KATHOLIEK OVERWICHT
Het begin van een verregaande democratisering, 1884-1914
Door de democratisering van het stemrecht in 1894 werd het politieke bereik van de bezittende klasse verruimd tot quasi-algehele bevolking (landbouwers en arbeiders). Bovendien werden de arbeiders mondiger. Daarnaast heerste er een diepe landbouwcrisis die ook Wallonië zwaar trof.
Politieke partijen en hun programma
De Belgische Werkliedenpartij
In het midden van de 19de eeuw had het opkomend socialisme af te rekenen met het conflict tussen de twee varianten van het socialisme: het revolutionaire model en het sociaaldemocratisch model. In 1871 kreeg het sociaaldemocratisch model meer en meer aanhang. In 1879 verenigden de Vlaamse socialistische partij (ontstaan in 1877) en de Brabantse socialistische partij (ontstaan in 1878) zich tot de Belgische socialistische partij. De pogingen tot toenadering met Wallonië mislukten.
In de winter van 1884-1885 stonden de Gentse socialisten de Waalse stakers bij. Hierdoor werden twee stromingen bij elkaar gebracht. De Belgische Werkliedenpartij, BWP, werd in april 1885 te Brussel gesticht. Om katholieke arbeiders niet te doen schrikken, schrapte men het woord 'socialisme'.

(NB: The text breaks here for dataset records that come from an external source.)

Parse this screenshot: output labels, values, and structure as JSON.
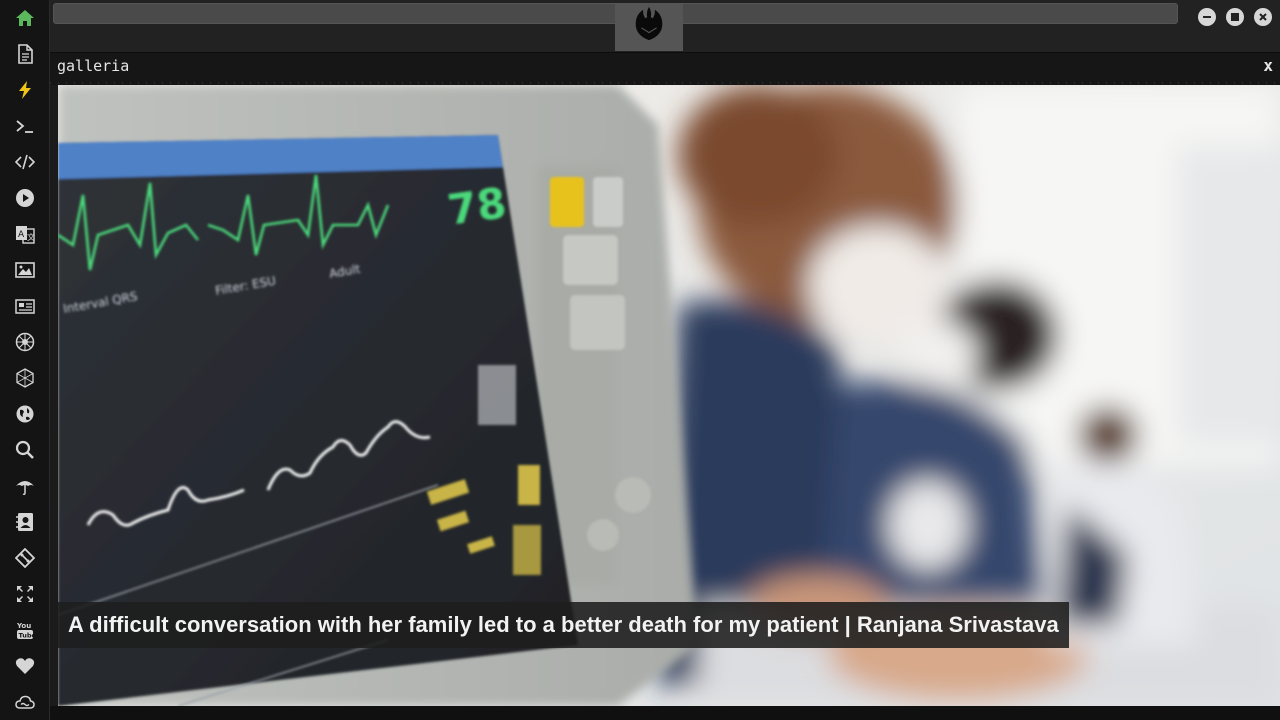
{
  "sidebar": {
    "items": [
      {
        "name": "home-icon",
        "color": "#5cb85c"
      },
      {
        "name": "document-icon"
      },
      {
        "name": "lightning-icon",
        "color": "#f0c419"
      },
      {
        "name": "terminal-icon"
      },
      {
        "name": "code-icon"
      },
      {
        "name": "play-icon"
      },
      {
        "name": "translate-icon"
      },
      {
        "name": "image-icon"
      },
      {
        "name": "newspaper-icon"
      },
      {
        "name": "rebel-alliance-icon"
      },
      {
        "name": "hexagon-icon"
      },
      {
        "name": "globe-icon"
      },
      {
        "name": "search-icon"
      },
      {
        "name": "umbrella-icon"
      },
      {
        "name": "contact-card-icon"
      },
      {
        "name": "git-icon"
      },
      {
        "name": "fullscreen-icon"
      },
      {
        "name": "youtube-icon"
      },
      {
        "name": "heart-icon"
      },
      {
        "name": "cloud-icon"
      }
    ]
  },
  "topbar": {
    "url_value": "",
    "window_controls": [
      "minimize-icon",
      "maximize-icon",
      "close-icon"
    ]
  },
  "panel": {
    "title": "galleria",
    "close_label": "x"
  },
  "gallery": {
    "caption": "A difficult conversation with her family led to a better death for my patient | Ranjana Srivastava",
    "monitor": {
      "top_labels": [
        "Adult",
        "Filter: ESU",
        "Interval QRS"
      ],
      "heart_rate": "78"
    }
  },
  "colors": {
    "accent_green": "#5cb85c",
    "accent_yellow": "#f0c419",
    "icon_gray": "#d5d5d5",
    "background": "#1b1b1b"
  }
}
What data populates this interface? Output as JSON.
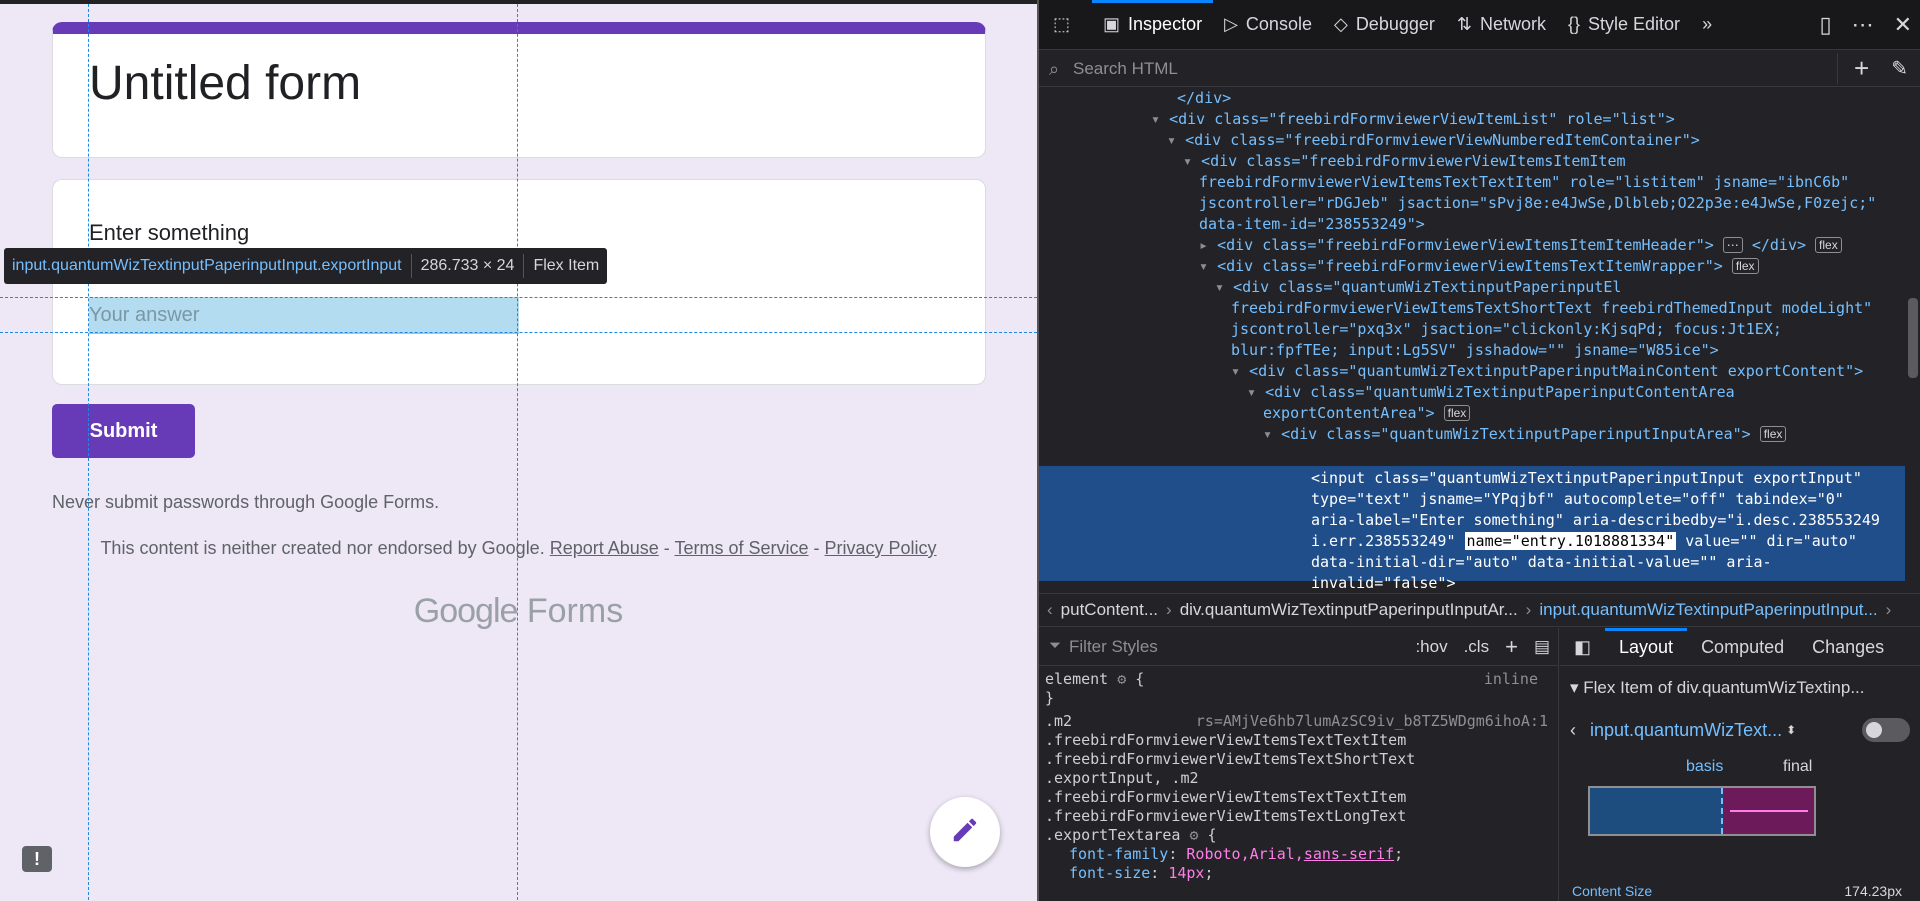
{
  "form": {
    "title": "Untitled form",
    "question_label": "Enter something",
    "answer_placeholder": "Your answer",
    "submit_label": "Submit",
    "password_warning": "Never submit passwords through Google Forms.",
    "footer_text": "This content is neither created nor endorsed by Google.",
    "footer_links": [
      "Report Abuse",
      "Terms of Service",
      "Privacy Policy"
    ],
    "footer_sep": " - ",
    "logo_google": "Google",
    "logo_forms": "Forms",
    "accent_color": "#673ab7"
  },
  "tooltip": {
    "selector": "input.quantumWizTextinputPaperinputInput.exportInput",
    "size": "286.733 × 24",
    "role": "Flex Item"
  },
  "devtools": {
    "tabs": [
      "Inspector",
      "Console",
      "Debugger",
      "Network",
      "Style Editor"
    ],
    "search_placeholder": "Search HTML",
    "markup": [
      "</div>",
      "<div class=\"freebirdFormviewerViewItemList\" role=\"list\">",
      "<div class=\"freebirdFormviewerViewNumberedItemContainer\">",
      "<div class=\"freebirdFormviewerViewItemsItemItem",
      "freebirdFormviewerViewItemsTextTextItem\" role=\"listitem\" jsname=\"ibnC6b\"",
      "jscontroller=\"rDGJeb\" jsaction=\"sPvj8e:e4JwSe,Dlbleb;O22p3e:e4JwSe,F0zejc;\"",
      "data-item-id=\"238553249\">",
      "<div class=\"freebirdFormviewerViewItemsItemItemHeader\">",
      "<div class=\"freebirdFormviewerViewItemsTextItemWrapper\">",
      "<div class=\"quantumWizTextinputPaperinputEl",
      "freebirdFormviewerViewItemsTextShortText freebirdThemedInput modeLight\"",
      "jscontroller=\"pxq3x\" jsaction=\"clickonly:KjsqPd; focus:Jt1EX;",
      "blur:fpfTEe; input:Lg5SV\" jsshadow=\"\" jsname=\"W85ice\">",
      "<div class=\"quantumWizTextinputPaperinputMainContent exportContent\">",
      "<div class=\"quantumWizTextinputPaperinputContentArea",
      "exportContentArea\">",
      "<div class=\"quantumWizTextinputPaperinputInputArea\">"
    ],
    "selected_markup": [
      "<input class=\"quantumWizTextinputPaperinputInput exportInput\"",
      "type=\"text\" jsname=\"YPqjbf\" autocomplete=\"off\" tabindex=\"0\"",
      "aria-label=\"Enter something\" aria-describedby=\"i.desc.238553249",
      "i.err.238553249\"",
      "name=\"entry.1018881334\"",
      " value=\"\" dir=\"auto\"",
      "data-initial-dir=\"auto\" data-initial-value=\"\" aria-",
      "invalid=\"false\">"
    ],
    "badge_flex": "flex",
    "breadcrumbs": [
      "putContent...",
      "div.quantumWizTextinputPaperinputInputAr...",
      "input.quantumWizTextinputPaperinputInput..."
    ],
    "filter_placeholder": "Filter Styles",
    "styles_buttons": [
      ":hov",
      ".cls"
    ],
    "css_lines": [
      "element",
      "inline",
      ".m2",
      "rs=AMjVe6hb7lumAzSC9iv_b8TZ5WDgm6ihoA:1",
      ".freebirdFormviewerViewItemsTextTextItem",
      ".freebirdFormviewerViewItemsTextShortText",
      ".exportInput, .m2",
      ".freebirdFormviewerViewItemsTextTextItem",
      ".freebirdFormviewerViewItemsTextLongText",
      ".exportTextarea",
      "font-family",
      "Roboto,Arial,",
      "sans-serif",
      "font-size",
      "14px"
    ],
    "layout_tabs": [
      "Layout",
      "Computed",
      "Changes"
    ],
    "flex_header": "Flex Item of div.quantumWizTextinp...",
    "flex_item_select": "input.quantumWizText...",
    "flex_basis": "basis",
    "flex_final": "final",
    "content_size": "Content Size",
    "content_size_value": "174.23px"
  }
}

De voornaamste programmapunten :
- algemeen stemrecht
- kosteloos lekenonderwijs
- wekelijkse rustdag
- verhoging van de arbeidsleeftijd
Het kiesstelsel zorgde ervoor dat de BWP voor 1914 niet in de regering kwam. De partij bouwde intussen een eigen zuil uit.
Dertig jaar katholieke regeringen
De katholieken kwamen in 1884 voor 30 jaar aan het bewind. De liberale schoolwet uit 1879 werd in 1884 meteen gewijzigd. Er kwam een derde organieke wet.
- het lager onderwijs kwam opnieuw in de handen van de gemeente. Een gemeente moest minstens één school bezitten.
- benoeming van onderwijzers was terug vrij.
- gemeentebesturen beslisten zelf of er godsdienstonderwijs werd gegeven binnen de lesuren
Met deze nieuwe maatregelen legden de katholieken zich wel neer bij (eventuele) deconfessionalisering van het rijksonderwijs. Toch bekwamen ze ook opnieuw subsidies. Het katholiek onderwijs bleven ten laste van de ouders en van de leerkrachten.
Nadat de liberalen een straatbetoging hadden gevoerd tegen deze wijzigingen, kwam er een nieuwe katholieke regering tot stand. Deze zou tien jaar lang een gematigd beleid voeren. Het zou een van de belangrijkste regeringen uit de Belgische geschiedenis zijn.
Er werden verschillende sociale wetgevingen ingevoerd, onder meer de afschaffing van het trucksysteem, als de wet van 13 december 1889 die bepaalde dat er geen industriearbeid mocht worden uitgevoerd door kinderen beneden 12 jaar, dat er geen nachtarbeid voor jongens beneden 16 jaar en meisjes beneden 21 jaar mocht worden uitgevoerd.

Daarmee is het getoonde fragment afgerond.